A introdução do glúten ocorreu em um período-chave, durante o qual os estudos observacionais originais sugeriram que poderia conferir um efeito protetor (ou seja, entre as idades de 4 e 6 meses). Além disso, a dose recomendada de glúten foi de 3,2 g/sem a partir das 16 semanas de idade, que é uma quantidade substancialmente maior do que outros RCTs de introdução precoce, em que a introdução recomendada de glúten nesta idade foi de 0,7 g/sem.
Apesar de RCTs anteriores não encontrarem associação entre a introdução precoce de glúten e DC e outros fatores de risco que desempenham um papel importante no desenvolvimento da doença (por exemplo, história familiar, colonização intestinal e infecções comuns durante a infância), ainda há um mecanismo plausível para introdução do glúten como uma estratégia de prevenção e, como foi demonstrado com doenças alérgicas, o perigo de que a introdução de uma quantidade muito pequena pode sensibilizar a criança a esse alimento, enquanto aqueles com uma predisposição genética podem precisar de doses regulares e maiores do alimento para induzir a tolerância.
Metodologia
Para determinar se a introdução precoce de glúten em altas doses reduz a prevalência de DC aos 3 anos de idade, um total de 1.303 crianças da população geral da Inglaterra e País de Gales foram recrutadas do estudo EAT e acompanhadas de 2 de novembro de 2009 a 30 de julho de 2012. As amostras foram coletadas de 1° de novembro de 2012 a 31 de março de 2015, e os dados foram analisados de 25 de abril de 2017 a 17 de setembro de 2018.

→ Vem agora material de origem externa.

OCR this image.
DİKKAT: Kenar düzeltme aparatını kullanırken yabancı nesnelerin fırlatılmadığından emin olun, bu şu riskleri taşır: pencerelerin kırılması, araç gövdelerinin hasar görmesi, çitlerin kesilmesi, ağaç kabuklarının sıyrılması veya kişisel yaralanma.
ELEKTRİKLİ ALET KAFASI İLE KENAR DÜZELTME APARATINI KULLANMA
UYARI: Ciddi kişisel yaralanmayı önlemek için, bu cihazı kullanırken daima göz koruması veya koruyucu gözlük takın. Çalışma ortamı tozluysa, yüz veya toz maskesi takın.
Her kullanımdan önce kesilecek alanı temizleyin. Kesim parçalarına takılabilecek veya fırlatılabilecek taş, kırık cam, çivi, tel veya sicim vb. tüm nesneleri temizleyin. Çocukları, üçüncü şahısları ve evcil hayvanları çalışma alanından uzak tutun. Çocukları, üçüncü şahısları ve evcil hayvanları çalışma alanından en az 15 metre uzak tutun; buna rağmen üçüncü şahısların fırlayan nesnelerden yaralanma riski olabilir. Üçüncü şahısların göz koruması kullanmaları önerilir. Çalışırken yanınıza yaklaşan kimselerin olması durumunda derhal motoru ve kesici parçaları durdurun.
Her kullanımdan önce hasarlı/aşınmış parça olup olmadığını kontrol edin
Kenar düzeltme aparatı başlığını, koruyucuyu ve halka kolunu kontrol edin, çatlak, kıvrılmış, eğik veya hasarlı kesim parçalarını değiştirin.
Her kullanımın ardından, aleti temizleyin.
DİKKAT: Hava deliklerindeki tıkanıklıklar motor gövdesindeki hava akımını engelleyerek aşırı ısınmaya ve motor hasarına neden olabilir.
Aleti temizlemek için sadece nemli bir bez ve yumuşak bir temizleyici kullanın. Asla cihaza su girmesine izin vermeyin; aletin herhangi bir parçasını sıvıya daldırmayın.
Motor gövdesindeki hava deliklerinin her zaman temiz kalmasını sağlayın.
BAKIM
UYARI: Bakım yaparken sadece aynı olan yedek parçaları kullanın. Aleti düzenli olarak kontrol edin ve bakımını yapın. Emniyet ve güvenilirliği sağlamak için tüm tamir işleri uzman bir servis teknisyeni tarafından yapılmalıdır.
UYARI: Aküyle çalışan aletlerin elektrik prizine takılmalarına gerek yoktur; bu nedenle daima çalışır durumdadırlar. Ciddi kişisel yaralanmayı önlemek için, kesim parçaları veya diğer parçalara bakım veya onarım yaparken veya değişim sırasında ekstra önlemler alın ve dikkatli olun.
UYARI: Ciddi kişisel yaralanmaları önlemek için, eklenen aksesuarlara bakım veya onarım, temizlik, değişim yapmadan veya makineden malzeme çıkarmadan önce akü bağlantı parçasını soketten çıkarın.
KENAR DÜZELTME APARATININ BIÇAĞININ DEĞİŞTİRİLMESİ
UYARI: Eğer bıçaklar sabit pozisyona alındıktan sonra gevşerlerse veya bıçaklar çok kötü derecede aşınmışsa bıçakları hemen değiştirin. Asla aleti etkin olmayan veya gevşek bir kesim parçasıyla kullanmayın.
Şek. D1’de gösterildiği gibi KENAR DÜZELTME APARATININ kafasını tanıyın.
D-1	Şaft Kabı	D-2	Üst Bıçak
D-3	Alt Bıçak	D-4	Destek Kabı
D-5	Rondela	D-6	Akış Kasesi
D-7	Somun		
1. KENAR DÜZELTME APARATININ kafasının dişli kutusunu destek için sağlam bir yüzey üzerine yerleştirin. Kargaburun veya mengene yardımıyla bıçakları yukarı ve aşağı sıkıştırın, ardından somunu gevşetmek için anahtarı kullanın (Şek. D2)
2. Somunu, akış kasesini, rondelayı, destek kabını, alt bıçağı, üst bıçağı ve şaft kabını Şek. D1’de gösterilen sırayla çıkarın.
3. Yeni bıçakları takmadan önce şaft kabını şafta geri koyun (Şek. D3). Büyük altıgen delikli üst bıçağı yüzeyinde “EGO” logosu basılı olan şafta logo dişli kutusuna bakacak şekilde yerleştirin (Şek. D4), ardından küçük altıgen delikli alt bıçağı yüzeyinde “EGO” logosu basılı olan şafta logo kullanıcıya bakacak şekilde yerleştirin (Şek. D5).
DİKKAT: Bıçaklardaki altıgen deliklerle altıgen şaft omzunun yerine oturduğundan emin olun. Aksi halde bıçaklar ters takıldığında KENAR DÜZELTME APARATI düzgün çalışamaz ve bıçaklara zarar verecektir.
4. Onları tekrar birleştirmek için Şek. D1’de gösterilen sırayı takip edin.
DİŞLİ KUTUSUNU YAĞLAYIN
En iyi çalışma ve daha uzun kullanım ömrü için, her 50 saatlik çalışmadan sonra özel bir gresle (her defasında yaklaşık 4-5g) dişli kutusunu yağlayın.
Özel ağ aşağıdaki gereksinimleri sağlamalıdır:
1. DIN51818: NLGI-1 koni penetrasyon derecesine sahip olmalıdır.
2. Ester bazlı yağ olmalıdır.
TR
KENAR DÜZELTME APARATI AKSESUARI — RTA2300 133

A avaliação da DC foi um desfecho secundário a priori do estudo EAT e, aos 3 anos de idade, todas as crianças com amostras de soro disponíveis foram testadas para anticorpos antitransglutaminase tipo 2. Crianças com níveis de anticorpos superiores a 20 UI/L foram encaminhadas a gastroenterologistas para investigação adicional independente.
Resultados
Para análise, foram incluídos 1.004 bebês, sendo que 514 eram do sexo masculino (51,2%). A idade média de introdução no grupo EIG foi de 4 meses (variação de 4 – 33 meses), contra 7 meses no grupo SIG (variação de 5 – 21 meses). Com idades entre 4 e 5 meses, apenas 2,3% das crianças no grupo SIG tinham sido introduzidas ao glúten, em contraste com 69,5% das crianças no grupo EIG.
A quantidade média (desvio padrão – DP) de glúten consumido entre as idades de 4 e 6 meses foi de 0,49 (1,40) g/sem no SIG e 2,66 (1,85) g/sem no EIG (P <0,001). O consumo médio de glúten semanal (DP) variou de 0,08 (1,00) g/sem na idade de 4 meses a 0,9 (2,05) g/sem na idade de 6 meses no SIG versus 1,3 (1,54) g/sem na idade de 4 meses a 4,03 ( 2,40) g/sem aos 6 meses de idade no EIG. Sete das 516 crianças do SIG (1,4%) tiveram um diagnóstico de DC confirmado. Em contraposição, não houve nenhum caso de DC nas 488 crianças do grupo EIG (P = 0,02).
Limitação
Os pesquisadores descreveram que uma limitação potencial desse estudo é que os diagnósticos de DC foram feitos em diferentes centros clínicos e as biópsias foram realizadas em apenas um pequeno número de casos. No entanto, a biópsia não é mais considerada necessária para confirmar um diagnóstico de DC, e todos os diagnósticos foram feitos de acordo com as diretrizes atuais da ESPGHAN, que foram atualizadas recentemente com orientações adicionais sobre diagnósticos não baseados em biópsia.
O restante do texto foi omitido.